The design of efficient vaccines against infectious diseases remains a major challenge in medical science. Low cost, non-invasive administration, life-long protection by single doses combined with ease of preparation, storage and transport are desirable goals to be achieved. In this respect, live attenuated bacterial carriers that express heterologous antigens are attractive vehicles for the oral delivery of vaccines. This type of delivery should result in a broad spectrum of both mucosal and systemic immune responses. Use of vaccine vectors overcomes some of the limitation of oral delivery of proteins, which usually need to be co-administered with adjuvant proteins such as cholera toxin to evoke an immune response (Brown et al., 1987; Flynn et al, 1990). In addition, administration of live replicating vectors might be advantageous over other forms of administration such as microencapsulation because of the immunomodulatory properties of cell wall components of bacteria. Finally, the natural route of entry could prove to be of benefit since many bacteria like Salmonella egress from the gut lumen via M cells into Peyer's Patches (Jones et al, 1994; Neutra et al, 1996; Siebers and Finley, 1996) and migrate eventually into lymph nodes and spleen, thus allowing targeting of vaccines to inductive sites of the immune system.
Genetic immunization has recently provided a promising new approach to the vaccination problem (for review see Donnelly et al., 1997). Isolated plasmid DNA—introduced into muscle or skin of the host—leads to expression of antigen in the host cells when transcription is driven by eukaryotic control elements. This has led to B and T cell stimulation and to protective responses. How these responses are generated remains still unclear. Muscle cells apparently express low levels of MHC class I but lack MHC class II and costimulatory molecules. Although, it is not known which cells function as antigen presenting cells (APC) under these circumstances, it is likely that resident dendritic cells or macrophages capture the antigen and migrate to lymph nodes and spleen to stimulate CD4+ and CD8+ T cells.
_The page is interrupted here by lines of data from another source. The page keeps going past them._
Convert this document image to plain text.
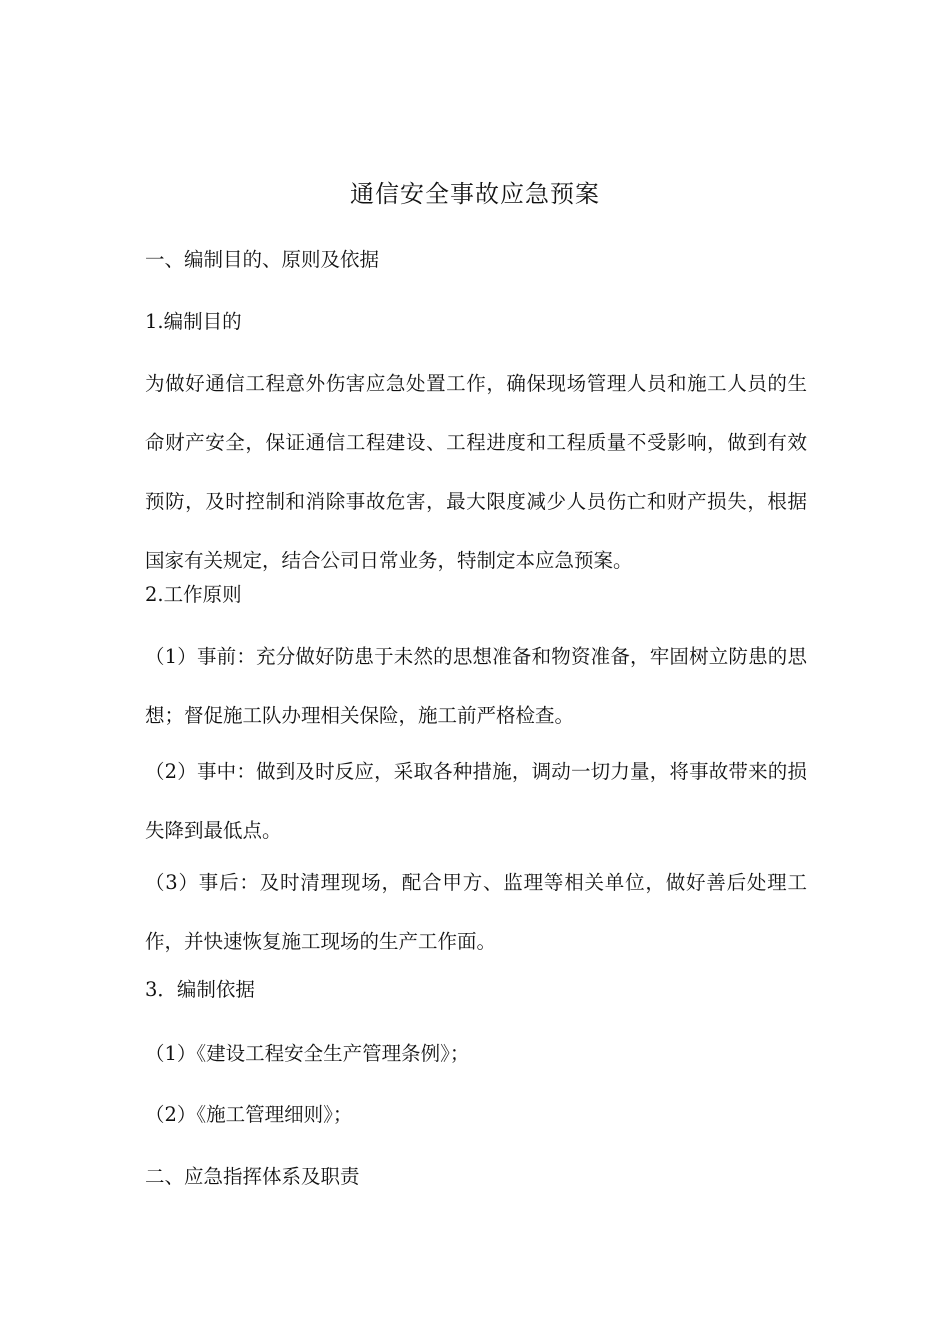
通信安全事故应急预案
一、编制目的、原则及依据
1.编制目的
为做好通信工程意外伤害应急处置工作，确保现场管理人员和施工人员的生命财产安全，保证通信工程建设、工程进度和工程质量不受影响，做到有效预防，及时控制和消除事故危害，最大限度减少人员伤亡和财产损失，根据国家有关规定，结合公司日常业务，特制定本应急预案。
2.工作原则
（1）事前：充分做好防患于未然的思想准备和物资准备，牢固树立防患的思想；督促施工队办理相关保险，施工前严格检查。
（2）事中：做到及时反应，采取各种措施，调动一切力量，将事故带来的损失降到最低点。
（3）事后：及时清理现场，配合甲方、监理等相关单位，做好善后处理工作，并快速恢复施工现场的生产工作面。
3．编制依据
（1）《建设工程安全生产管理条例》；
（2）《施工管理细则》；
二、应急指挥体系及职责
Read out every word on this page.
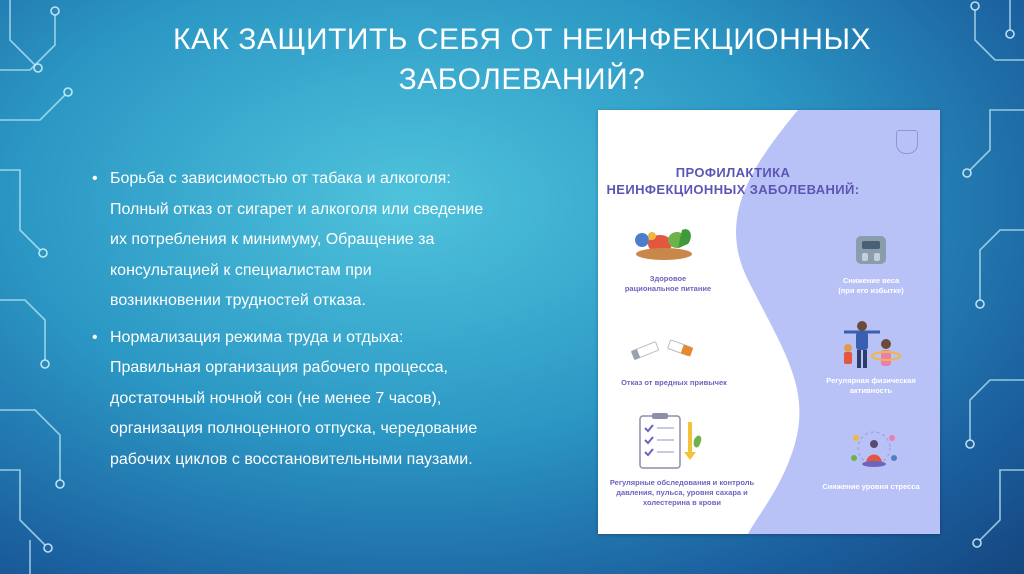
КАК ЗАЩИТИТЬ СЕБЯ ОТ НЕИНФЕКЦИОННЫХ
ЗАБОЛЕВАНИЙ?
• Борьба с зависимостью от табака и алкоголя:
Полный отказ от сигарет и алкоголя или сведение
их потребления к минимуму, Обращение за
консультацией к специалистам при
возникновении трудностей отказа.
• Нормализация режима труда и отдыха:
Правильная организация рабочего процесса,
достаточный ночной сон (не менее 7 часов),
организация полноценного отпуска, чередование
рабочих циклов с восстановительными паузами.
ПРОФИЛАКТИКА
НЕИНФЕКЦИОННЫХ ЗАБОЛЕВАНИЙ:
Здоровое
рациональное питание
Снижение веса
(при его избытке)
Отказ от вредных привычек	Регулярная физическая
активность
Регулярные обследования и контроль
давления, пульса, уровня сахара и
холестерина в крови
Снижение уровня стресса
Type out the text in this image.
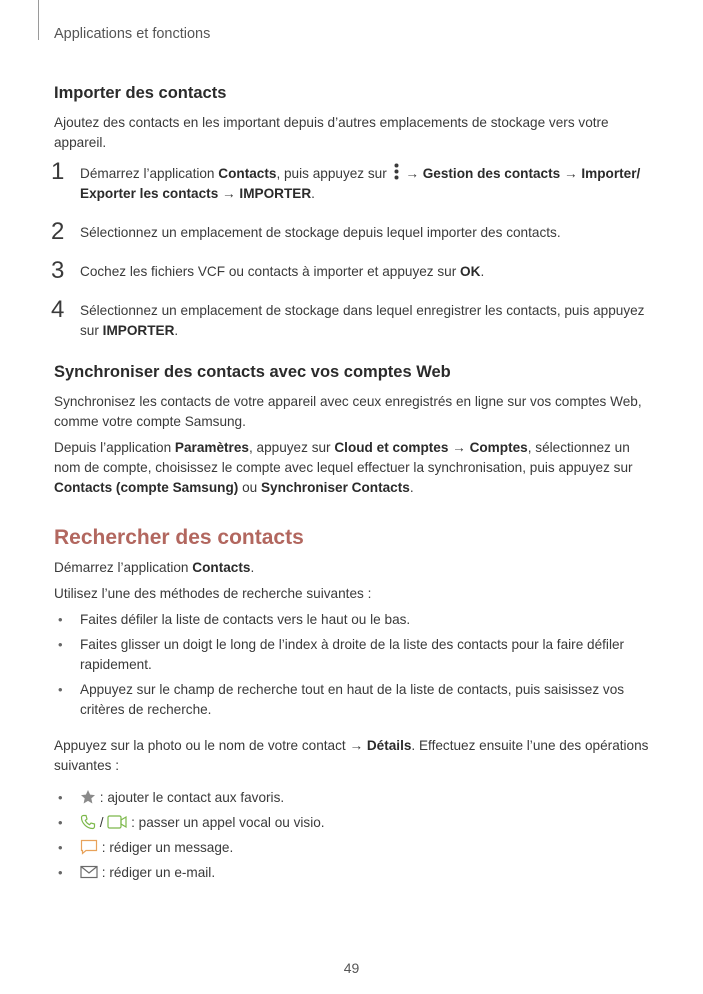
Applications et fonctions
Importer des contacts

Ajoutez des contacts en les important depuis d’autres emplacements de stockage vers votre appareil.

1 Démarrez l’application Contacts, puis appuyez sur  → Gestion des contacts → Importer/ Exporter les contacts → IMPORTER.
2 Sélectionnez un emplacement de stockage depuis lequel importer des contacts.
3 Cochez les fichiers VCF ou contacts à importer et appuyez sur OK.
4 Sélectionnez un emplacement de stockage dans lequel enregistrer les contacts, puis appuyez sur IMPORTER.
Synchroniser des contacts avec vos comptes Web

Synchronisez les contacts de votre appareil avec ceux enregistrés en ligne sur vos comptes Web, comme votre compte Samsung.

Depuis l’application Paramètres, appuyez sur Cloud et comptes → Comptes, sélectionnez un nom de compte, choisissez le compte avec lequel effectuer la synchronisation, puis appuyez sur Contacts (compte Samsung) ou Synchroniser Contacts.

Rechercher des contacts

Démarrez l’application Contacts.

Utilisez l’une des méthodes de recherche suivantes :

• Faites défiler la liste de contacts vers le haut ou le bas.
• Faites glisser un doigt le long de l’index à droite de la liste des contacts pour la faire défiler rapidement.
• Appuyez sur le champ de recherche tout en haut de la liste de contacts, puis saisissez vos critères de recherche.

Appuyez sur la photo ou le nom de votre contact → Détails. Effectuez ensuite l’une des opérations suivantes :

• : ajouter le contact aux favoris.
• /  : passer un appel vocal ou visio.
•	: rédiger un message.
•	: rédiger un e-mail.
49
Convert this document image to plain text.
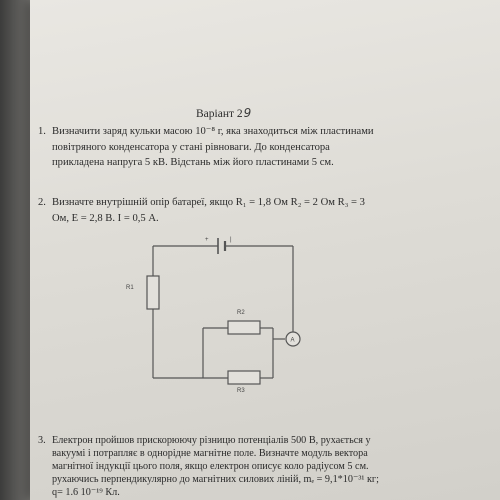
Варіант 29
1. Визначити заряд кульки масою 10⁻⁸ г, яка знаходиться між пластинами
повітряного конденсатора у стані рівноваги. До конденсатора
прикладена напруга 5 кВ. Відстань між його пластинами 5 см.
2. Визначте внутрішній опір батареї, якщо R₁ = 1,8 Ом R₂ = 2 Ом R₃ = 3
Ом, E = 2,8 В. I = 0,5 А.
+	|
R1
R2
R3
A
3. Електрон пройшов прискорюючу різницю потенціалів 500 В, рухається у
вакуумі і потрапляє в однорідне магнітне поле. Визначте модуль вектора
магнітної індукції цього поля, якщо електрон описує коло радіусом 5 см.
рухаючись перпендикулярно до магнітних силових ліній, mₑ = 9,1*10⁻³¹ кг;
q= 1.6 10⁻¹⁹ Кл.
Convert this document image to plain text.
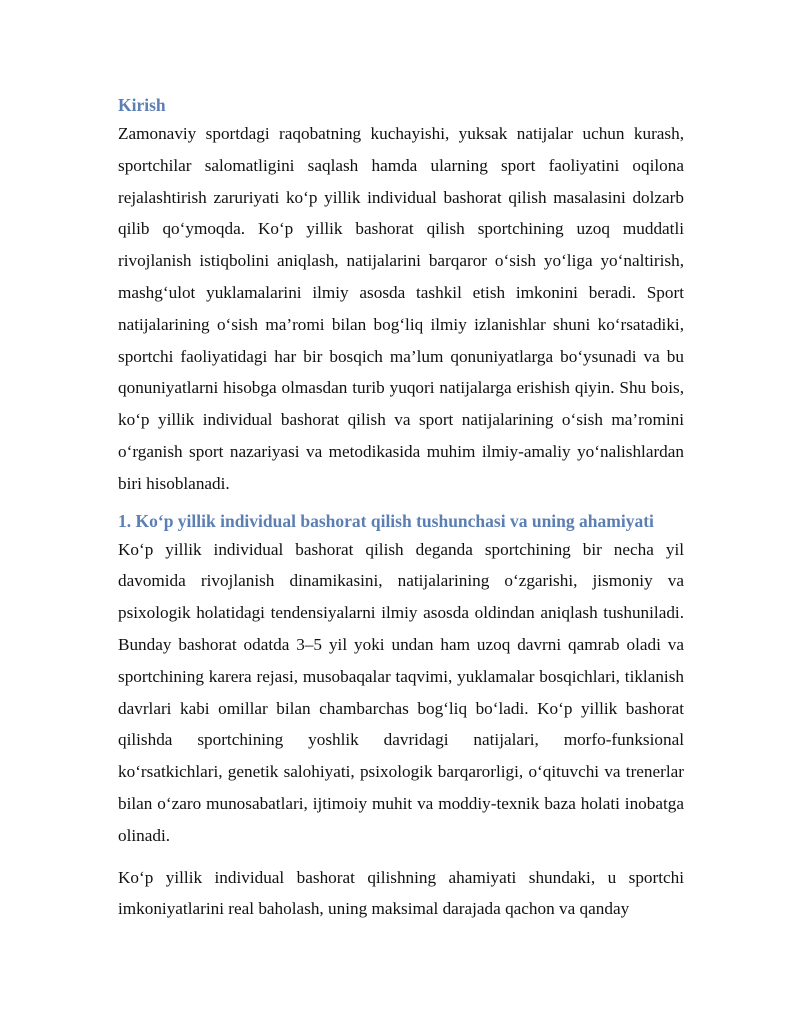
Kirish

Zamonaviy sportdagi raqobatning kuchayishi, yuksak natijalar uchun kurash, sportchilar salomatligini saqlash hamda ularning sport faoliyatini oqilona rejalashtirish zaruriyati ko‘p yillik individual bashorat qilish masalasini dolzarb qilib qo‘ymoqda. Ko‘p yillik bashorat qilish sportchining uzoq muddatli rivojlanish istiqbolini aniqlash, natijalarini barqaror o‘sish yo‘liga yo‘naltirish, mashg‘ulot yuklamalarini ilmiy asosda tashkil etish imkonini beradi. Sport natijalarining o‘sish ma’romi bilan bog‘liq ilmiy izlanishlar shuni ko‘rsatadiki, sportchi faoliyatidagi har bir bosqich ma’lum qonuniyatlarga bo‘ysunadi va bu qonuniyatlarni hisobga olmasdan turib yuqori natijalarga erishish qiyin. Shu bois, ko‘p yillik individual bashorat qilish va sport natijalarining o‘sish ma’romini o‘rganish sport nazariyasi va metodikasida muhim ilmiy-amaliy yo‘nalishlardan biri hisoblanadi.

1. Ko‘p yillik individual bashorat qilish tushunchasi va uning ahamiyati

Ko‘p yillik individual bashorat qilish deganda sportchining bir necha yil davomida rivojlanish dinamikasini, natijalarining o‘zgarishi, jismoniy va psixologik holatidagi tendensiyalarni ilmiy asosda oldindan aniqlash tushuniladi. Bunday bashorat odatda 3–5 yil yoki undan ham uzoq davrni qamrab oladi va sportchining karera rejasi, musobaqalar taqvimi, yuklamalar bosqichlari, tiklanish davrlari kabi omillar bilan chambarchas bog‘liq bo‘ladi. Ko‘p yillik bashorat qilishda sportchining yoshlik davridagi natijalari, morfo-funksional ko‘rsatkichlari, genetik salohiyati, psixologik barqarorligi, o‘qituvchi va trenerlar bilan o‘zaro munosabatlari, ijtimoiy muhit va moddiy-texnik baza holati inobatga olinadi.

Ko‘p yillik individual bashorat qilishning ahamiyati shundaki, u sportchi imkoniyatlarini real baholash, uning maksimal darajada qachon va qanday
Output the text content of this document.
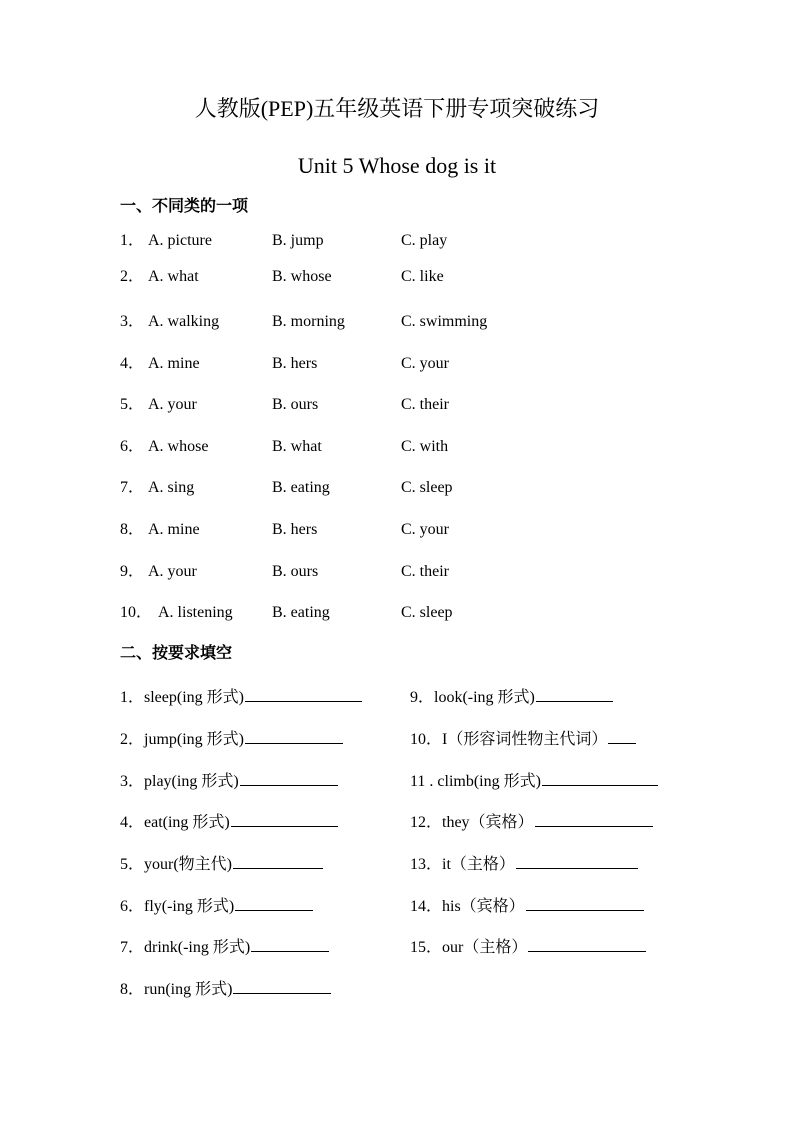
人教版(PEP)五年级英语下册专项突破练习
Unit 5 Whose dog is it
一、不同类的一项
1． A. picture	B. jump	C. play
2． A. what	B. whose	C. like
3． A. walking	B. morning	C. swimming
4． A. mine	B. hers	C. your
5． A. your	B. ours	C. their
6． A. whose	B. what	C. with
7． A. sing	B. eating	C. sleep
8． A. mine	B. hers	C. your
9． A. your	B. ours	C. their
10． A. listening B. eating	C. sleep
二、按要求填空
1．sleep(ing 形式)
2．jump(ing 形式)
3．play(ing 形式)
4．eat(ing 形式)
5．your(物主代)
6．fly(-ing 形式)
7．drink(-ing 形式)
8．run(ing 形式)
9．look(-ing 形式)
10．I（形容词性物主代词）
11 . climb(ing 形式)
12．they（宾格）
13．it（主格）
14．his（宾格）
15．our（主格）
Indeed antigen expressing dendritic cells have been observed after genetic immunization into the skin using a gene gun (Condon et al., 1996). It is not known whether DNA is also transferred directly into dendritic cells when plasmids are applied into muscles.
Several advantages have been observed with genetic immunization over conventional vaccination. The DNA can be detected for a considerable period of time thus acting like a depot of antigen (Ning et al, 1993). Sequence motifs in some plasmids are immunostimulatory and can function as adjuvant (Krieg et al., 1995; Messina et al., 1991; Yamamoto et al., 1992). Co-expression of cytokines enhance the response and offer the possibility of modulating the induction of an immune response into a desired direction (Zhignan et al, 1995; Geissler et al, 1997; Kim et al, 1997). However, several obstacles need to be overcome before general applicability can be achieved.
If it would be possible to deliver plasmids for genetic immunization with an attenuated bacterial carrier, the advantages and versatilities of both systems would be combined. In addition, the natural route of administration would deliver DNA to cell types which have specifically evolved to induce immune responses. Salmonella spp. are particularly suited for this purpose because of the extensive knowledge on the genetics and physiology of many strains. A large body of documentation exists on their utility as heterologous antigen carriers that are capable of inducing protective immune responses (Fairwether et al., 1990; Molina et al., 1990; Newton et al., 1989; reviewed Chatfield et al, 1994; Roberts et al, 1994). Also, safe attenuated strains of Salmonella are available and are already in use as vaccines in animal husbandry and man (Hassan, 1996; Steinbach, 1996; Fox, 1997; Germanier and Fürer, 1975). Finally, recombinant plasmids constructed in laboratory strains of E. coli can be directly introduced into Salmonellae without further manipulations.